On 10 September 2014 08:50, <
jgra...@gmail.com> wrote:
> Hi,
>
> thank you for your answer ehedgehog, but... I'm sorry, I can't get it. I
> don't know how to deal with MyStruct. How to pass it as param et get it from
> main.go ? I don't understand your function
> func (path string, info os.FileInfo, err error) error {
> return walker.WalkPath(&mystruct, info, err)
> }
>
> where/how should I use it as filepath.Walk
> expects the right signature...
func (path string, info os.FileInfo, err error) error {
return walker.WalkPath(&mystruct, info, err)
}
has the right signature. You can pass it to filepath.Walk in
main.main, which is where you'd declare mystruct.
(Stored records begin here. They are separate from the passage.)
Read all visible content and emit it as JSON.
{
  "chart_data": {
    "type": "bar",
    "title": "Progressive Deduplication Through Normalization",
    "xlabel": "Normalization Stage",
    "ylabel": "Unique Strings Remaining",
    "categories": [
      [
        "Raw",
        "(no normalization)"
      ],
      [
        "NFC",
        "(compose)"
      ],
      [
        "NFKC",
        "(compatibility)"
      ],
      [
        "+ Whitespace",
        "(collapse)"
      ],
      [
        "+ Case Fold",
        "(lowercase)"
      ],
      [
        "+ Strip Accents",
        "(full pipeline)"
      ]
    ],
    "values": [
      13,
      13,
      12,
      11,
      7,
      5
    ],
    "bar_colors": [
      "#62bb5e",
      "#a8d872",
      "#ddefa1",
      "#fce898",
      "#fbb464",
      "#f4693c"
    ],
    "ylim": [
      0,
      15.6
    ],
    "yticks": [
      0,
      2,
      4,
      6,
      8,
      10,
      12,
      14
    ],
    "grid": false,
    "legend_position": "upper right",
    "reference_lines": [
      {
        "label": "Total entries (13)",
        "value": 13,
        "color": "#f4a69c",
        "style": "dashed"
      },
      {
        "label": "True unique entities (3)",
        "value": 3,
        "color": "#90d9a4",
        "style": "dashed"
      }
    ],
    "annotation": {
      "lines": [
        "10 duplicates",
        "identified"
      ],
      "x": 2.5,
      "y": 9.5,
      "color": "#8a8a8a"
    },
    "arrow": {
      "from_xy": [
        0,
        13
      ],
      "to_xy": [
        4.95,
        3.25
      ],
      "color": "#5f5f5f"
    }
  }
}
When filepath.Walk calls the func, that will in turn call
WalkPath passing in the address of the structure.
>
> package walker
>
> import (
> "fmt"
> "os"
> )
>
> var counterDirs int
> var counterFiles int
> var sum int64
>
> type MyStruct struct {
> CounterDirs int
> CounterFiles int
> Sum int64
> }
>
> func WalkPath(path string, f os.FileInfo, err error) error {
>
func WalkPath(myValue *MyStruct, path string, f os.FileInfo, err error) error {
> myValue := &MyStruct{} // I know it shouldn't be here!!
remove
err := filepath.Walk(path, func (path string, info os.FileInfo, err
error) error {
return walker.WalkPath(&mystruct, info, err)
})
>
> if err != nil {
> log.Println(err.Error())
> }
>
> // access counterDirs and counterFiles and do something with them
> doSomethingWith(counterDirs, counterFiles, Sum)
> }
>
> Hard time with closures and pointers not fully understood...
Can you be more specific about the bits you don't
understand? Closures are just functions that access
variables declared outside the function, usually local
variables of an enclosing function; when the closure
runs it can tinker with those outside variables.